He’s one of the nation’s most recognized Black intellectuals, whose teaching career has landed him at Columbia University, Morehouse College and his alma mater, Temple University, where he currently holds the Steve Charles Chair in Media, Cities and Solutions.
He’s a regular on CNN, offering provocative commentary on a range of issues from politics to reforming the prison industrial system.
Now, Dr. Marc Lamont Hill is the owner of a Black bookstore, located in the heart of Philadelphia’s Black neighborhood.
“This is not a vanity thing,” says Hill in an interview with Diverse, adding that he will be involved in the day-to-day operations of the bookstore, including selecting the books that will line the shelves and working behind the counter as a barista.
“The tradition of Black bookstores and Black publishing is the thing that helped me to develop an identity and my sense of critical analysis and helped me to understand Blackness in a different and more nuanced way,” says Hill, who recalls frequenting Hakim’s bookstore—a Black owned shop located in West Philadelphia’s Black neighborhood—as a youngster. “Black bookstores helped me to develop a love of self and a knowledge of self. They showed me what was possible.”
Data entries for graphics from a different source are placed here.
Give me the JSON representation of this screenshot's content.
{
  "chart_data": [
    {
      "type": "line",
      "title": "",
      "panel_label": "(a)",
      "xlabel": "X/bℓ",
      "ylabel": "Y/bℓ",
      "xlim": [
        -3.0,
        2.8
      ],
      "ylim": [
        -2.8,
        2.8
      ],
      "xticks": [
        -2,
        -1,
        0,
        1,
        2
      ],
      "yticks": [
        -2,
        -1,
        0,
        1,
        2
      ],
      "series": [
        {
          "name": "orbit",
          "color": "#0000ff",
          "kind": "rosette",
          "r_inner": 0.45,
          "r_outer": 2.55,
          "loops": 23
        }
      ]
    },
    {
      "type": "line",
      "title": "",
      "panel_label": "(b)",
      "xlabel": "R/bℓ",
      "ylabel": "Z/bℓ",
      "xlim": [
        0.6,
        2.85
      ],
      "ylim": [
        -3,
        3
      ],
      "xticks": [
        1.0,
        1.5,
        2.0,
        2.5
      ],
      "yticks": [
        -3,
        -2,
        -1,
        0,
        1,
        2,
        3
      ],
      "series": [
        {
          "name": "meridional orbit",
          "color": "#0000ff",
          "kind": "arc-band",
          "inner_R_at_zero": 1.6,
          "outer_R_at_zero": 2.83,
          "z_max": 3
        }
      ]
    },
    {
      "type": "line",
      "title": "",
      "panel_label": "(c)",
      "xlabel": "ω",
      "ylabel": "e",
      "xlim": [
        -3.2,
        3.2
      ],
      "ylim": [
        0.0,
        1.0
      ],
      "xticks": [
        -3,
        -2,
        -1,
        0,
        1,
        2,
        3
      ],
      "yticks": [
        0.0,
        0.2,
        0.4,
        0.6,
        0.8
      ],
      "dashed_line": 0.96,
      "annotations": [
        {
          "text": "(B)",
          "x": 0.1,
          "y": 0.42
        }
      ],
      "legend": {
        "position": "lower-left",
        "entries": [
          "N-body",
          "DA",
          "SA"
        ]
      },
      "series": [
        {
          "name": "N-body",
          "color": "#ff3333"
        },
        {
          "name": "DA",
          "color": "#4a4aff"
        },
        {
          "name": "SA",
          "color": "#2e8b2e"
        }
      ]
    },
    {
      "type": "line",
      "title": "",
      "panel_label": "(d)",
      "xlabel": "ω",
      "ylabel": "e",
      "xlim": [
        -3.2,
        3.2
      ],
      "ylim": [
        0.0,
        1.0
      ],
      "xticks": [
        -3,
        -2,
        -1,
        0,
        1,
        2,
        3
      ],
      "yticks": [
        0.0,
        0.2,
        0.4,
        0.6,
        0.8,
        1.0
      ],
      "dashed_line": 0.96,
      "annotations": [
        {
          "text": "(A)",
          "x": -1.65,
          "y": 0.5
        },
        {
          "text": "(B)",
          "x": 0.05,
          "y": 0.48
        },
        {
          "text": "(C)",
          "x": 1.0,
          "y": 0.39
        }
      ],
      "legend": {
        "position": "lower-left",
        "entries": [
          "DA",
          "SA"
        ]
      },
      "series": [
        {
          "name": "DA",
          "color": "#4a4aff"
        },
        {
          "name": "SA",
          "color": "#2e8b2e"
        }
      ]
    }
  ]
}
Haki R. Madhubuti, who founded the Third World Press—the oldest independent publisher of Black thought and literature in the country—was an early influence on Hill. The books that he published were a lesson to Hill that “Black people published and produced ideas, not just experience” and that “we had the capacity to do any and everything, and that we already had,” he says, adding that he was introduced to topics and people that he would never have met.
For Hill, the establishment of Uncle Bobbie’s Coffee & Books is a dream come true.